Bourdieu : réceptions et appropriations

, par MATHIEU Lilian

L’appropriation du savoir sociologique par les acteurs peut-elle contribuer à une évolution de leurs représentations et de leurs pratiques ?

Dès l’origine, mais de manière plus accentuée ces dernières années, le travail de Pierre Bourdieu s’est voulu une analyse critique de la société dont les acquis devaient servir d’appoint à une action politique (au sens large).

Dans le « Post-scriptum » à La Misère du monde, le sociologue du Collège de France écrivait ainsi que « ce que le monde social a fait, le monde social peut, armé de ce savoir, le défaire [1] ». Nul ne doute que l’analyse sociologique – et surtout celle de Bourdieu – puisse servir d’outil de lutte, mais les modalités concrètes de la mobilisation de ce savoir à des fins de transformation sociale restent assez obscures.

Pour cette raison, il était intéressant d’apprécier dans quelle mesure l’appropriation du savoir sociologique par les acteurs est susceptible de contribuer à une évolution de leurs représentations et de leurs pratiques. À cette fin, des entretiens ont été réalisés avec deux jeunes femmes — l’une enseignante en ZEP, l’autre journaliste précaire — qui ont lu les analyses que Bourdieu a consacrées à leur univers professionnel, et dont cette lecture a marqué le rapport qu’elles entretiennent à leur pratique. C’est le récit de leur rencontre avec l’œuvre de Bourdieu, et de ce qu’elle a pour elles confirmé, éclairé, remis en cause — mais aussi de ce qu’elles en considèrent comme les limites, points aveugles ou erreurs d’interprétation — qui est ici exposé dans ce qui doit être envisagé comme une simple esquisse d’évaluation des effets sociaux de l’analyse sociologique.

Entretiens réalisés par Lilian Mathieu

Inaugurée en 1964 avec la publication (avec Jean-Claude Passeron) des Héritiers, l’analyse de l’école constitue un des éléments centraux de l’œuvre de Pierre Bourdieu. Cet entretien avec une jeune agrégée de sciences économiques et sociales interroge directement la capacité de la sociologie à dépasser le simple constat d’une école, instance de reproduction des inégalités sociales, pour davantage offrir les instruments de lutte contre la violence symbolique dont l’institution scolaire est le cadre.
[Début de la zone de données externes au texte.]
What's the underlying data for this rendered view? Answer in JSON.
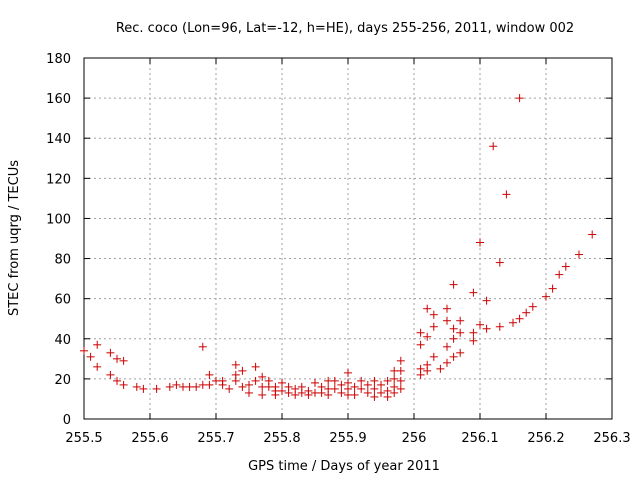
{
  "chart_data": {
    "type": "scatter",
    "title": "Rec. coco (Lon=96, Lat=-12, h=HE), days 255-256, 2011, window 002",
    "xlabel": "GPS time / Days of year 2011",
    "ylabel": "STEC from uqrg / TECUs",
    "xlim": [
      255.5,
      256.3
    ],
    "ylim": [
      0,
      180
    ],
    "xticks": [
      255.5,
      255.6,
      255.7,
      255.8,
      255.9,
      256,
      256.1,
      256.2,
      256.3
    ],
    "xtick_labels": [
      "255.5",
      "255.6",
      "255.7",
      "255.8",
      "255.9",
      "256",
      "256.1",
      "256.2",
      "256.3"
    ],
    "yticks": [
      0,
      20,
      40,
      60,
      80,
      100,
      120,
      140,
      160,
      180
    ],
    "ytick_labels": [
      "0",
      "20",
      "40",
      "60",
      "80",
      "100",
      "120",
      "140",
      "160",
      "180"
    ],
    "grid": true,
    "marker": "plus",
    "color": "#cc0000",
    "series": [
      {
        "name": "STEC",
        "points": [
          [
            255.5,
            34
          ],
          [
            255.51,
            31
          ],
          [
            255.52,
            37
          ],
          [
            255.52,
            26
          ],
          [
            255.54,
            33
          ],
          [
            255.54,
            22
          ],
          [
            255.55,
            30
          ],
          [
            255.55,
            19
          ],
          [
            255.56,
            29
          ],
          [
            255.56,
            17
          ],
          [
            255.58,
            16
          ],
          [
            255.59,
            15
          ],
          [
            255.61,
            15
          ],
          [
            255.63,
            16
          ],
          [
            255.64,
            17
          ],
          [
            255.65,
            16
          ],
          [
            255.66,
            16
          ],
          [
            255.67,
            16
          ],
          [
            255.68,
            17
          ],
          [
            255.68,
            36
          ],
          [
            255.69,
            22
          ],
          [
            255.69,
            17
          ],
          [
            255.7,
            19
          ],
          [
            255.71,
            19
          ],
          [
            255.71,
            17
          ],
          [
            255.72,
            15
          ],
          [
            255.73,
            27
          ],
          [
            255.73,
            22
          ],
          [
            255.73,
            19
          ],
          [
            255.74,
            16
          ],
          [
            255.74,
            24
          ],
          [
            255.75,
            17
          ],
          [
            255.75,
            13
          ],
          [
            255.76,
            26
          ],
          [
            255.76,
            19
          ],
          [
            255.77,
            21
          ],
          [
            255.77,
            16
          ],
          [
            255.77,
            12
          ],
          [
            255.78,
            19
          ],
          [
            255.78,
            16
          ],
          [
            255.79,
            16
          ],
          [
            255.79,
            14
          ],
          [
            255.79,
            12
          ],
          [
            255.8,
            18
          ],
          [
            255.8,
            14
          ],
          [
            255.81,
            16
          ],
          [
            255.81,
            13
          ],
          [
            255.82,
            15
          ],
          [
            255.82,
            12
          ],
          [
            255.83,
            16
          ],
          [
            255.83,
            13
          ],
          [
            255.84,
            14
          ],
          [
            255.84,
            12
          ],
          [
            255.85,
            18
          ],
          [
            255.85,
            13
          ],
          [
            255.86,
            16
          ],
          [
            255.86,
            13
          ],
          [
            255.87,
            19
          ],
          [
            255.87,
            15
          ],
          [
            255.87,
            12
          ],
          [
            255.88,
            19
          ],
          [
            255.88,
            15
          ],
          [
            255.89,
            17
          ],
          [
            255.89,
            13
          ],
          [
            255.9,
            23
          ],
          [
            255.9,
            18
          ],
          [
            255.9,
            15
          ],
          [
            255.9,
            12
          ],
          [
            255.91,
            16
          ],
          [
            255.91,
            12
          ],
          [
            255.92,
            19
          ],
          [
            255.92,
            15
          ],
          [
            255.93,
            17
          ],
          [
            255.93,
            13
          ],
          [
            255.94,
            19
          ],
          [
            255.94,
            15
          ],
          [
            255.94,
            11
          ],
          [
            255.95,
            17
          ],
          [
            255.95,
            13
          ],
          [
            255.96,
            19
          ],
          [
            255.96,
            14
          ],
          [
            255.96,
            11
          ],
          [
            255.97,
            24
          ],
          [
            255.97,
            20
          ],
          [
            255.97,
            16
          ],
          [
            255.97,
            13
          ],
          [
            255.98,
            29
          ],
          [
            255.98,
            24
          ],
          [
            255.98,
            19
          ],
          [
            255.98,
            15
          ],
          [
            256.01,
            43
          ],
          [
            256.01,
            37
          ],
          [
            256.01,
            25
          ],
          [
            256.01,
            22
          ],
          [
            256.02,
            55
          ],
          [
            256.02,
            41
          ],
          [
            256.02,
            27
          ],
          [
            256.02,
            24
          ],
          [
            256.03,
            52
          ],
          [
            256.03,
            46
          ],
          [
            256.03,
            31
          ],
          [
            256.04,
            25
          ],
          [
            256.05,
            55
          ],
          [
            256.05,
            49
          ],
          [
            256.05,
            36
          ],
          [
            256.05,
            28
          ],
          [
            256.06,
            67
          ],
          [
            256.06,
            45
          ],
          [
            256.06,
            40
          ],
          [
            256.06,
            31
          ],
          [
            256.07,
            49
          ],
          [
            256.07,
            43
          ],
          [
            256.07,
            33
          ],
          [
            256.09,
            63
          ],
          [
            256.09,
            43
          ],
          [
            256.09,
            39
          ],
          [
            256.1,
            88
          ],
          [
            256.1,
            47
          ],
          [
            256.11,
            59
          ],
          [
            256.11,
            45
          ],
          [
            256.12,
            136
          ],
          [
            256.13,
            78
          ],
          [
            256.13,
            46
          ],
          [
            256.14,
            112
          ],
          [
            256.15,
            48
          ],
          [
            256.16,
            160
          ],
          [
            256.16,
            50
          ],
          [
            256.17,
            53
          ],
          [
            256.18,
            56
          ],
          [
            256.2,
            61
          ],
          [
            256.21,
            65
          ],
          [
            256.22,
            72
          ],
          [
            256.23,
            76
          ],
          [
            256.25,
            82
          ],
          [
            256.27,
            92
          ]
        ]
      }
    ]
  }
}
Ce sont ainsi les pertinences, mais aussi les limites (inhérentes notamment à un certain misérabilisme), de la sociologie critique de Bourdieu qui sont ici soulignées.

Les analyses que Pierre Bourdieu — et plusieurs sociologues de son école [2] — a produites du monde des médias ont donné lieu à de vives polémiques. Les plus véhéments de ses contempteurs, occupant souvent les positions les plus en vue du champ journalistique, ont dénoncé comme relevant d’une « haine des médias » ce qui était avant tout une critique de l’hétéronomie grandissante d’un univers soumis aux exigences de rentabilité des grands groupes de presse. L’entretien qui suit, réalisé auprès d’une jeune journaliste, valide largement les analyses bourdieusiennes en soulignant l’influence délétère de la dépendance économique et de la précarité de l’emploi sur la production de l’information.

P.-S.

Article paru dans Mouvements, n° 24, novembre-décembre 2002.

Notes

[1P. Bourdieu, La Misère du monde, Seuil, 1993, p. 944.

[2Cf. notamment A. Accardo (dir.), Journalistes au quotidien, Le Mascaret, Bordeaux, 1995.